Pulmonaria saccharata

Anyone who has passed a few spring weeks in one of the lusher parts of France has delighted in the common lungwort, Pulmonaria officinalis, which abounds by every road and stream. I choose P. saccharata for the garden only because the leaves are larger and more conspicuously mottled. Otherwise the plants are similar, herbaceous perennials with bristly, deep green leaves mottled with silver, and charming clusters of funnel-shaped pink flowers which turn to deep blue, the stems carrying both colours at the same time. They are of the borage family, hardy, and happiest in cool, moist places.

Many of the pulmonarias have spotted or mottled leaves that make good ground-cover. Pulmonaria saccharata. A favourite of the cottage garden, which grows to 12 inches (30 cm), flowers in early spring, opening pink but changing to bine.
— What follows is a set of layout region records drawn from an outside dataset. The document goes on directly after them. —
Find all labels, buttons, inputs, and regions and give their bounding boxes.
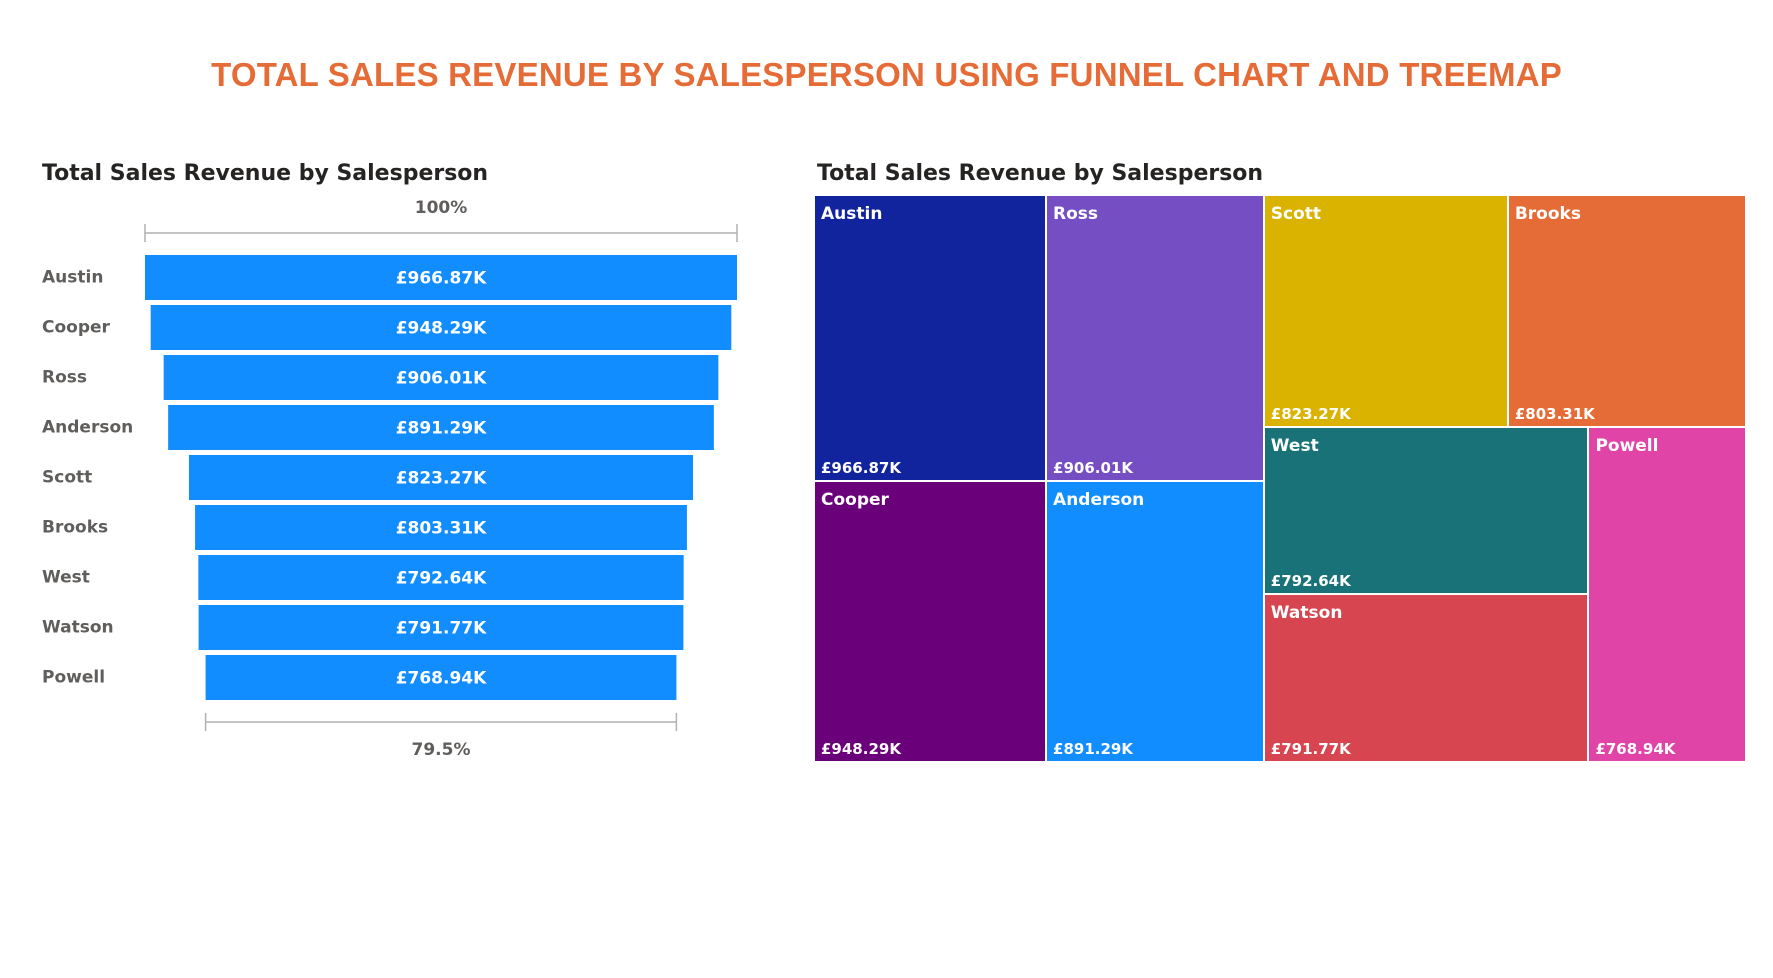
treemap-tile[interactable]: Cooper £948.29K <box>814 481 1047 762</box>
treemap-category-label: West <box>1270 435 1319 456</box>
funnel-bar[interactable] <box>163 355 719 400</box>
funnel-bar[interactable] <box>205 655 677 700</box>
treemap-data-label: £823.27K <box>1270 404 1351 423</box>
funnel-bar[interactable] <box>195 505 687 550</box>
treemap-category-label: Anderson <box>1053 489 1145 510</box>
funnel-category-label: Powell <box>42 668 105 688</box>
funnel-category-label: Watson <box>42 618 114 638</box>
funnel-bottom-percent-label: 79.5% <box>412 740 471 760</box>
treemap-category-label: Ross <box>1053 204 1099 224</box>
treemap-tile[interactable]: Watson £791.77K <box>1263 594 1589 762</box>
treemap-category-label: Powell <box>1595 435 1659 456</box>
treemap-data-label: £906.01K <box>1053 458 1133 477</box>
funnel-data-label: £823.27K <box>396 469 487 489</box>
treemap-data-label: £791.77K <box>1270 739 1351 758</box>
funnel-bar[interactable] <box>198 555 684 600</box>
funnel-data-label: £948.29K <box>396 319 487 339</box>
funnel-bar[interactable] <box>198 605 684 650</box>
treemap-data-label: £768.94K <box>1595 739 1676 758</box>
treemap-category-label: Cooper <box>821 490 889 511</box>
funnel-top-percent-label: 100% <box>415 198 468 218</box>
treemap-tile[interactable]: Anderson £891.29K <box>1046 480 1264 762</box>
funnel-data-label: £891.29K <box>396 419 487 439</box>
funnel-category-label: Austin <box>42 268 103 288</box>
treemap-data-label: £792.64K <box>1270 572 1351 591</box>
funnel-category-label: Cooper <box>42 318 111 338</box>
funnel-data-label: £792.64K <box>396 569 487 589</box>
treemap-data-label: £966.87K <box>821 459 901 478</box>
funnel-category-label: Scott <box>42 468 92 488</box>
treemap-category-label: Scott <box>1270 204 1322 224</box>
funnel-data-label: £803.31K <box>396 519 487 539</box>
page-title: TOTAL SALES REVENUE BY SALESPERSON USING… <box>211 56 1562 93</box>
funnel-chart[interactable]: £966.87K Austin £948.29K Cooper £906.01K Ross… <box>0 0 790 780</box>
treemap-tile[interactable]: Powell £768.94K <box>1588 426 1746 762</box>
treemap-title: Total Sales Revenue by Salesperson <box>817 161 1264 186</box>
funnel-bar[interactable] <box>145 255 737 300</box>
treemap-tile[interactable]: Ross £906.01K <box>1046 195 1264 481</box>
funnel-category-label: Ross <box>42 368 87 388</box>
treemap-category-label: Watson <box>1270 603 1343 624</box>
treemap-category-label: Austin <box>821 204 883 224</box>
funnel-category-label: Anderson <box>42 418 133 438</box>
treemap-data-label: £803.31K <box>1514 404 1595 423</box>
treemap-tile[interactable]: West £792.64K <box>1263 426 1589 595</box>
funnel-data-label: £966.87K <box>396 269 487 289</box>
funnel-bar[interactable] <box>168 405 714 450</box>
treemap-tile[interactable]: Austin £966.87K <box>814 195 1047 482</box>
treemap-chart[interactable]: Austin £966.87K Cooper £948.29K Ross £906.01K… <box>814 195 1746 762</box>
funnel-bar[interactable] <box>188 455 694 500</box>
funnel-data-label: £906.01K <box>396 369 487 389</box>
treemap-tile[interactable]: Brooks £803.31K <box>1507 195 1746 427</box>
funnel-title: Total Sales Revenue by Salesperson <box>42 161 489 186</box>
funnel-data-label: £791.77K <box>396 619 487 639</box>
treemap-tile[interactable]: Scott £823.27K <box>1263 195 1508 427</box>
treemap-data-label: £948.29K <box>821 739 901 758</box>
funnel-bar[interactable] <box>150 305 732 350</box>
funnel-data-label: £768.94K <box>396 669 487 689</box>
treemap-data-label: £891.29K <box>1053 739 1133 758</box>
treemap-category-label: Brooks <box>1514 204 1581 224</box>
funnel-category-label: Brooks <box>42 518 108 538</box>
funnel-category-label: West <box>42 568 90 588</box>
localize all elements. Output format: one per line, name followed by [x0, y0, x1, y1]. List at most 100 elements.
The pulmonarias have all sorts of nicknames – lungwort (the leaves are said to resemble lungs, or to be a cure for lung disease), soldiers and sailors, and many more. P. saccharata has been grown in Britain for at least three centuries, a favourite plant of cottagers and herbalists. It is an ideal ground-cover plant for cool borders, or beside a pool, the plants making a carpet which weeds cannot easily penetrate, and seeding freely. The pulmonarias look well with all moisture-loving plants, like Doronicum, Caltha (marsh marigold), or Iris laevigata.

There are varieties with all-white flowers, and others with pale blue flowers.

The plants should be placed 10 inches (25 cm) apart in groups of five, seven, or more, and I like to shear the leaves to the base when the flowers are over, or they may become brown and tatty. If cut down, a new crop will soon appear and will remain fresh for many months, so that the plant is almost evergreen.